Pengertian Paskah
Paskah merupakan hari peringatan kematian Yesus Kristus sang Juru Selamat ke surga. Paskah menjadi hari kemenangan Yesus Kristus dari kematian. Dia mengorbankan dirinya untuk menebus kesalahan dan dosa umat manusia. Kebangikitan Yesus memberikan pengharapan bagi umat-Nya yang telah ditebus dengan darah milik Tuhan Yesus.
Paskah merupakan tiga hari setelah Yesus Kristus meninggal di kayu salib. Artinya, hari kebangkitan Yesus adalah kehidupan yang kekal. Kehidupan abadi tersebut diberikan kepada umat manusia. Perayaan Paskah digelar setiap bulan April. Perayaan Paskah dilakukan sejak hari Minggu pertama setelah bulan purnama pertama atau sesudah titik bulan semi.
Penebusan dan pembayaran dosa yang dilakukan Tuhan Yesus tidak bisa dinilai dan digantikan dengan hal apapun. Adapun kebangkitan Yesus memberikan pengharapan bagi kehidupan umat Kristiani sebagai berikut.
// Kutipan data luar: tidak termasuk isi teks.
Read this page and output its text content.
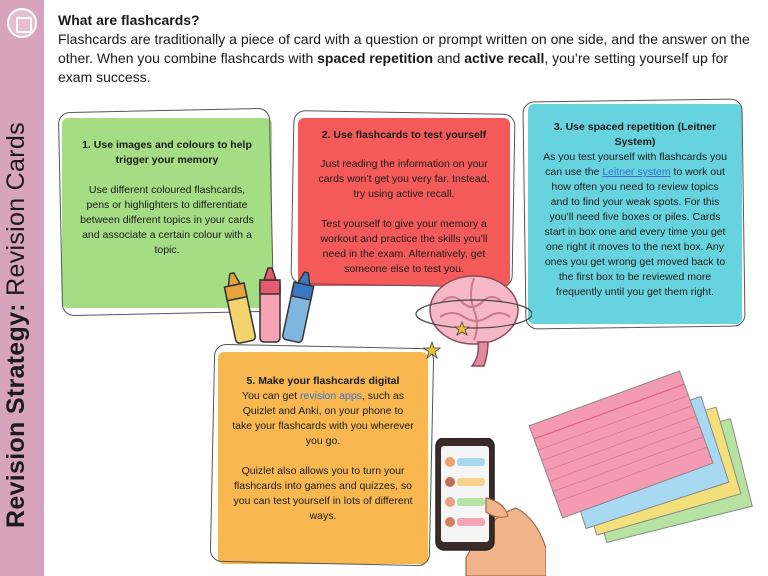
Revision Strategy: Revision Cards
What are flashcards?

Flashcards are traditionally a piece of card with a question or prompt written on one side, and the answer on the
other. When you combine flashcards with spaced repetition and active recall, you’re setting yourself up for
exam success.

1. Use images and colours to help trigger your memory
Use different coloured flashcards, pens or highlighters to differentiate between different topics in your cards and associate a certain colour with a topic.
2. Use flashcards to test yourself
Just reading the information on your cards won’t get you very far. Instead, try using active recall.
Test yourself to give your memory a workout and practice the skills you’ll need in the exam. Alternatively, get someone else to test you.
3. Use spaced repetition (Leitner System)
As you test yourself with flashcards you can use the Leitner system to work out how often you need to review topics and to find your weak spots. For this you’ll need five boxes or piles. Cards start in box one and every time you get one right it moves to the next box. Any ones you get wrong get moved back to the first box to be reviewed more frequently until you get them right.
5. Make your flashcards digital
You can get revision apps, such as Quizlet and Anki, on your phone to take your flashcards with you wherever you go.
Quizlet also allows you to turn your flashcards into games and quizzes, so you can test yourself in lots of different ways.
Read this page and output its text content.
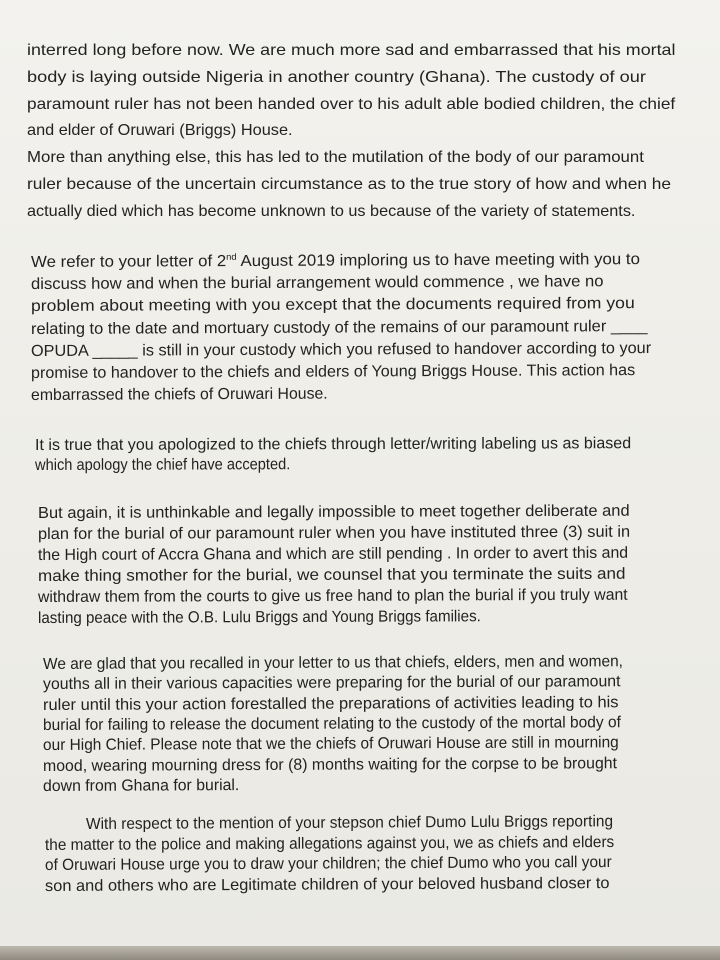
interred long before now. We are much more sad and embarrassed that his mortal
body is laying outside Nigeria in another country (Ghana). The custody of our
paramount ruler has not been handed over to his adult able bodied children, the chief
and elder of Oruwari (Briggs) House.
More than anything else, this has led to the mutilation of the body of our paramount
ruler because of the uncertain circumstance as to the true story of how and when he
actually died which has become unknown to us because of the variety of statements.
We refer to your letter of 2nd August 2019 imploring us to have meeting with you to
discuss how and when the burial arrangement would commence , we have no
problem about meeting with you except that the documents required from you
relating to the date and mortuary custody of the remains of our paramount ruler ____
OPUDA _____ is still in your custody which you refused to handover according to your
promise to handover to the chiefs and elders of Young Briggs House. This action has
embarrassed the chiefs of Oruwari House.
It is true that you apologized to the chiefs through letter/writing labeling us as biased
which apology the chief have accepted.
But again, it is unthinkable and legally impossible to meet together deliberate and
plan for the burial of our paramount ruler when you have instituted three (3) suit in
the High court of Accra Ghana and which are still pending . In order to avert this and
make thing smother for the burial, we counsel that you terminate the suits and
withdraw them from the courts to give us free hand to plan the burial if you truly want
lasting peace with the O.B. Lulu Briggs and Young Briggs families.
We are glad that you recalled in your letter to us that chiefs, elders, men and women,
youths all in their various capacities were preparing for the burial of our paramount
ruler until this your action forestalled the preparations of activities leading to his
burial for failing to release the document relating to the custody of the mortal body of
our High Chief. Please note that we the chiefs of Oruwari House are still in mourning
mood, wearing mourning dress for (8) months waiting for the corpse to be brought
down from Ghana for burial.
With respect to the mention of your stepson chief Dumo Lulu Briggs reporting
the matter to the police and making allegations against you, we as chiefs and elders
of Oruwari House urge you to draw your children; the chief Dumo who you call your
son and others who are Legitimate children of your beloved husband closer to
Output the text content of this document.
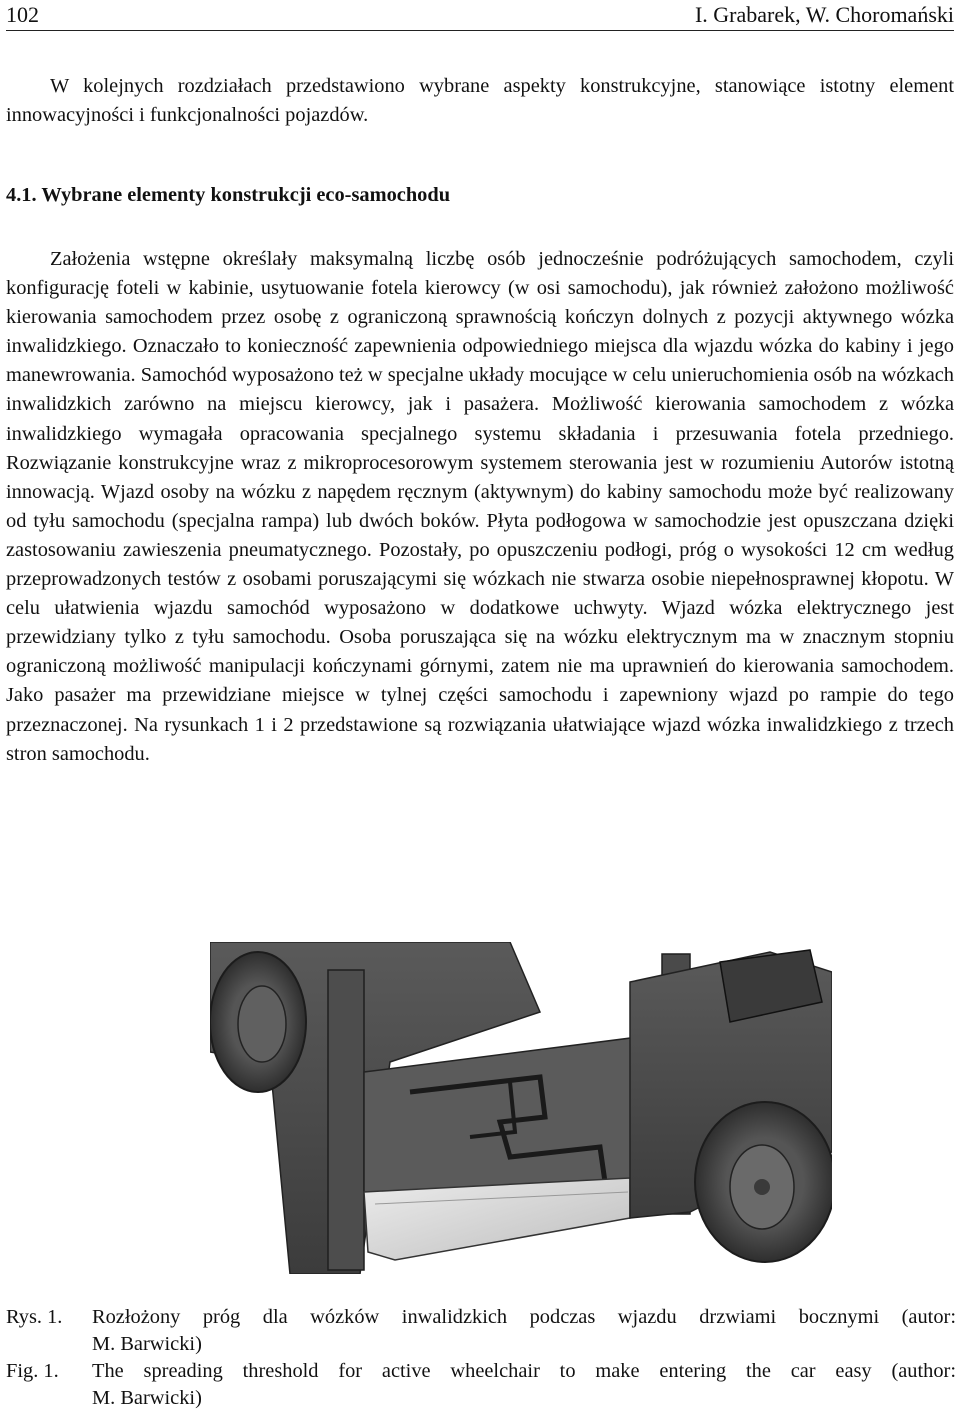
102	I. Grabarek, W. Choromański

W kolejnych rozdziałach przedstawiono wybrane aspekty konstrukcyjne, stanowiące istotny element innowacyjności i funkcjonalności pojazdów.

4.1. Wybrane elementy konstrukcji eco-samochodu

Założenia wstępne określały maksymalną liczbę osób jednocześnie podróżujących samochodem, czyli konfigurację foteli w kabinie, usytuowanie fotela kierowcy (w osi samochodu), jak również założono możliwość kierowania samochodem przez osobę z ograniczoną sprawnością kończyn dolnych z pozycji aktywnego wózka inwalidzkiego. Oznaczało to konieczność zapewnienia odpowiedniego miejsca dla wjazdu wózka do kabiny i jego manewrowania. Samochód wyposażono też w specjalne układy mocujące w celu unieruchomienia osób na wózkach inwalidzkich zarówno na miejscu kierowcy, jak i pasażera. Możliwość kierowania samochodem z wózka inwalidzkiego wymagała opracowania specjalnego systemu składania i przesuwania fotela przedniego. Rozwiązanie konstrukcyjne wraz z mikroprocesorowym systemem sterowania jest w rozumieniu Autorów istotną innowacją. Wjazd osoby na wózku z napędem ręcznym (aktywnym) do kabiny samochodu może być realizowany od tyłu samochodu (specjalna rampa) lub dwóch boków. Płyta podłogowa w samochodzie jest opuszczana dzięki zastosowaniu zawieszenia pneumatycznego. Pozostały, po opuszczeniu podłogi, próg o wysokości 12 cm według przeprowadzonych testów z osobami poruszającymi się wózkach nie stwarza osobie niepełnosprawnej kłopotu. W celu ułatwienia wjazdu samochód wyposażono w dodatkowe uchwyty. Wjazd wózka elektrycznego jest przewidziany tylko z tyłu samochodu. Osoba poruszająca się na wózku elektrycznym ma w znacznym stopniu ograniczoną możliwość manipulacji kończynami górnymi, zatem nie ma uprawnień do kierowania samochodem. Jako pasażer ma przewidziane miejsce w tylnej części samochodu i zapewniony wjazd po rampie do tego przeznaczonej. Na rysunkach 1 i 2 przedstawione są rozwiązania ułatwiające wjazd wózka inwalidzkiego z trzech stron samochodu.

Rys. 1.	Rozłożony próg dla wózków inwalidzkich podczas wjazdu drzwiami bocznymi (autor:
M. Barwicki)
Fig. 1.	The spreading threshold for active wheelchair to make entering the car easy (author:
M. Barwicki)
Kita menjadi orang-orang yang beruntung dalan Kristus dan kehidupan karena terpilih menjadi anak-anak Tuhan dan menyiarkan ajaran-Nya.
Kepercayaan terhadap Yesus tidak menjadi sia-sia dan akan menjadikan kita lebih taat pada ajaran-ajaran-Nya.
Tidaklah binasa kita yang mengikuti jejak Yesus dan akan hidup abadi bersama-Nya.
Pemberitaan atau ayat-ayat dalam kitab Injil semuanya benar, tidak ada yang bohong.
Kita sebagai umat Kristiani telah terbebas dari siksaan maut dan dosa yang telah dilakukan karena Tuhan telah menebus dan membayar dosa-dosa umat-Nya.
Kebangkitan Yesus memberikan perubahan dalam hidup kita. Ia memberikan transformasi posisi kehidupan. Status, kemurnian hati dan batin dalam diri secara perlahan bergerak ke arah yang lebih baik ketika meyakini Yesus sebagai Juru Selamat. Salah satunya dengan memperingati Paskah.